Google: When Slogans Are Created By Machine Learning

Douglas Coupland, a Canadian artist and author, introduced a series of slogans created using machine learning, partnering with Google AI researchers to produce them. Then they developed a language model based on Douglas’ written work, along with social media posts selected by him to develop them.

In this case, the slogans are not for businesses, but a reflection of one man's thoughts about the class of 2030 at the time they graduate. Take, for example, Celeste, who will graduate from school in 2030. Her generation will never experience a world without artificial intelligence.

Coupland is best known for his novels defining -- and naming -- Generation X and his text-based art series, Slogans for the 21st Century. He is an author, artist and speaker.
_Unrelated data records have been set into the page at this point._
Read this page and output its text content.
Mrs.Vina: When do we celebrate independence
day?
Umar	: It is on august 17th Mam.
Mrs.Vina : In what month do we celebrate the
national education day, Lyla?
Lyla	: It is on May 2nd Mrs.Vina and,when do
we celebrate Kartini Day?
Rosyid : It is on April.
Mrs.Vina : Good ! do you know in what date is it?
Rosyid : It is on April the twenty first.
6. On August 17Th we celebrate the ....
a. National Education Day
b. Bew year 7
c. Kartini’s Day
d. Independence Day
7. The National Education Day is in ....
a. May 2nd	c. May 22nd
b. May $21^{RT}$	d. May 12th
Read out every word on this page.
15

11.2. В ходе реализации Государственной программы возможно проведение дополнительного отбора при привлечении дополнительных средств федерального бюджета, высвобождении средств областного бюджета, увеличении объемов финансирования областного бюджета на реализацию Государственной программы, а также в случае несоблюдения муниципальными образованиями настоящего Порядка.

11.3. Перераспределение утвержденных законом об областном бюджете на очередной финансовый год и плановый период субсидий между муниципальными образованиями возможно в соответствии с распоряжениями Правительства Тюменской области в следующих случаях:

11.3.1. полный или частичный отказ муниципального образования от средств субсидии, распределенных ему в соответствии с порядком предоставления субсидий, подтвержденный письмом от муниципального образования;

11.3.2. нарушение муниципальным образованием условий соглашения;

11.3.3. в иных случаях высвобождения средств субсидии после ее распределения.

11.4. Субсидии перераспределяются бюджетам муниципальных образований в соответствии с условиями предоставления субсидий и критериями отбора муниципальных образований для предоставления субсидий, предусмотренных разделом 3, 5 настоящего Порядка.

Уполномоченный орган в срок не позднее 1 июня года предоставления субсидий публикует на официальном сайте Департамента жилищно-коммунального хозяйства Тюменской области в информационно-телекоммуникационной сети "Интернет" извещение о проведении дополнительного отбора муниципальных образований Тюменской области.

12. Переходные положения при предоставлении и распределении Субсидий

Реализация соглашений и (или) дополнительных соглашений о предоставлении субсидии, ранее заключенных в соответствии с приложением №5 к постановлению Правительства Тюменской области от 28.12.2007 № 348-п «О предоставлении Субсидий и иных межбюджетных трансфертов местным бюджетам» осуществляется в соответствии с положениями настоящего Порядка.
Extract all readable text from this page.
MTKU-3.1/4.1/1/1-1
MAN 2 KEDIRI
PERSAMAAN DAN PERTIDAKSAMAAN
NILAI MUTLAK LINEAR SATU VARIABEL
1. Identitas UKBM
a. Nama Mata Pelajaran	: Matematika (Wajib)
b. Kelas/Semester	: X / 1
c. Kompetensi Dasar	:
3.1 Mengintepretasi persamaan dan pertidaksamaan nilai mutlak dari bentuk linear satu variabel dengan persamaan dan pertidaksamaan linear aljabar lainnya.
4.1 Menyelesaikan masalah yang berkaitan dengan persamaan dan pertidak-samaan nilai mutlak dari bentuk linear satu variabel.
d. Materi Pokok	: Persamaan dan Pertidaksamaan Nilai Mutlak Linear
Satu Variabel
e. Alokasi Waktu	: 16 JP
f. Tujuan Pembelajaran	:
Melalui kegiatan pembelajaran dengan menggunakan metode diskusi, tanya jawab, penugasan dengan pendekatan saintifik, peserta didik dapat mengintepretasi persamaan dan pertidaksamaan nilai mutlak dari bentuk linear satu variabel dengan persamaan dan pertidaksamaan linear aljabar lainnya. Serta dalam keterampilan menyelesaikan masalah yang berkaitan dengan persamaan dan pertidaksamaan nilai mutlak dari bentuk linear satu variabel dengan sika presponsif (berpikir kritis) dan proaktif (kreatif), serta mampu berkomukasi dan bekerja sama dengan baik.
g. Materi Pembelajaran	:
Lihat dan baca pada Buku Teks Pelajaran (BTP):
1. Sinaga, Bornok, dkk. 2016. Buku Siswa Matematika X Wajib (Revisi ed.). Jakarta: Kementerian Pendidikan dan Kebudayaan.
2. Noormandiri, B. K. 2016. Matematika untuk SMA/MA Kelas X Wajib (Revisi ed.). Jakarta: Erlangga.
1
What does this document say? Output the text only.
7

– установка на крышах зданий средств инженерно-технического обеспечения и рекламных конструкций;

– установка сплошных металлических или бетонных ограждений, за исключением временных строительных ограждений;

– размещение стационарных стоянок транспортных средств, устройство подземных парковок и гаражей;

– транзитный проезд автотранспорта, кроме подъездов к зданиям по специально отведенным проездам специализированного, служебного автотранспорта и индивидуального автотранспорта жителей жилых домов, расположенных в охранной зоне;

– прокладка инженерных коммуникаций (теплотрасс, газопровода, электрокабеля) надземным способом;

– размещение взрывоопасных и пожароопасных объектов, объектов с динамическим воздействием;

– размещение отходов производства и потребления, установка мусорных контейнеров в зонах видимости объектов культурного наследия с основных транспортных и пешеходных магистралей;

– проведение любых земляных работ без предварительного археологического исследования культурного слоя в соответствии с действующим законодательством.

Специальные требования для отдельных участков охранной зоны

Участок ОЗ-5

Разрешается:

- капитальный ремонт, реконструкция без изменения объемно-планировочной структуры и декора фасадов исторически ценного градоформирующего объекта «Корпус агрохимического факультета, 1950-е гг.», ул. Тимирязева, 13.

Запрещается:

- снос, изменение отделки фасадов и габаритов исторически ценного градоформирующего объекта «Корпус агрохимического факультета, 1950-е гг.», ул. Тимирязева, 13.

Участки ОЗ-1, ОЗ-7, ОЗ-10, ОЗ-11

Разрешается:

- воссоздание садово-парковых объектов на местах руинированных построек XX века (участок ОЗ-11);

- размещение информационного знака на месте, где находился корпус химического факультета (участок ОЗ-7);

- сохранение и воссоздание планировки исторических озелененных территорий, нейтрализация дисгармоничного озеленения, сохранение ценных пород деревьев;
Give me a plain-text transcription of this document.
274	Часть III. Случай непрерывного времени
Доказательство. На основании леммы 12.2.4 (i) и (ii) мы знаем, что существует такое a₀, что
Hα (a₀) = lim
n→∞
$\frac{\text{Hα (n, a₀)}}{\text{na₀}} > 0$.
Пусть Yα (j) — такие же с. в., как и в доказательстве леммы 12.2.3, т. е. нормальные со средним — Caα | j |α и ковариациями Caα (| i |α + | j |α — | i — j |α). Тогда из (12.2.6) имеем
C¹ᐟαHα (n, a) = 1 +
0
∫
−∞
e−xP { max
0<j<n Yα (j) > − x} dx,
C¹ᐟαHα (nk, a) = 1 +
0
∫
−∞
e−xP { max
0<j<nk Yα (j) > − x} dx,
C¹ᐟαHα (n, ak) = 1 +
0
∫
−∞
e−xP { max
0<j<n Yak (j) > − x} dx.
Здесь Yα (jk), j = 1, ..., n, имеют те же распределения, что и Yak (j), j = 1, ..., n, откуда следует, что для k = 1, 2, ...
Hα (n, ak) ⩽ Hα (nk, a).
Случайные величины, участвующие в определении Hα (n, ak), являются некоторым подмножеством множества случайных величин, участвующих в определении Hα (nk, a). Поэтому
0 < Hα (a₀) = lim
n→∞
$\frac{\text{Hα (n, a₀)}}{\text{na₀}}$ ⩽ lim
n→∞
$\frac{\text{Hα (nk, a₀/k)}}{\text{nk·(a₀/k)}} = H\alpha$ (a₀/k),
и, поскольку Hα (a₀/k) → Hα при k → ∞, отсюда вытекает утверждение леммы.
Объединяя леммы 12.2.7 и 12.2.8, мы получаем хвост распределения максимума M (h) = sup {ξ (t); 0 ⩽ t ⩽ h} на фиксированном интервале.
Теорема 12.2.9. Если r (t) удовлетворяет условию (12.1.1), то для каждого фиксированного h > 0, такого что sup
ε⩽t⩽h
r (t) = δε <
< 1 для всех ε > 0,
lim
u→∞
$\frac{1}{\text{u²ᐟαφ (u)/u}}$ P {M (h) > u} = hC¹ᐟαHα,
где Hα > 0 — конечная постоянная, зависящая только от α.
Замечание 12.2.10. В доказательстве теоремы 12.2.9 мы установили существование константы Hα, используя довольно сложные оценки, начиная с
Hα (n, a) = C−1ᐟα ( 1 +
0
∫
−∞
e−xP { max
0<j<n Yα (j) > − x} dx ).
Now he’s creating new slogans using AI.

All of his written work went to Nick Frosst, Google scholar.

Frosst used a neural network that predicted the next word and sequences of words. He fed the words into a ML system where Coupland’s words and thoughts were filtered, sifted and combined with social media posts, with topics people were talking about online. They created art with a perspective on the class of 2030. This is what transpired. 

The project was done through Google Arts & Culture.

Coupland called AI just another tool, like pencils or paintbrushes. Here are some of the slogans created:

  • We are at the beginning of ourselves
  • The only way to be real is to be alive
  • You have become the new face of the new society
  • We are here because a we want technology to happen
  • Time is a beautiful thing
  • Memory is the most fundamental capacity of all
  • All the world is right there inside you
  • All of us has been given the task of generating a new larger and more complex version of ourselves.

"This project with Google’s AI division is a way of addressing this relentless phenomenon of identity-shifting that weighs heavily on the minds of most people,” he told Google.

He also showed a willingness to experiment with Google to see whether there is a way to generate new means of expressing himself using AI and ML.

His thinking is that ML receives an “unusual amount of paranoia from people” who probably would be fascinated rather than bothered by the technology, if they analyzed it a bit more deeply.

“The end ‘deliverable’ (that’s tech-speak) from all of this was to create stand-alone works of text art that would serve as inspiration for young people now currently in their early teens who will be graduating from university in 2030,” he wrote.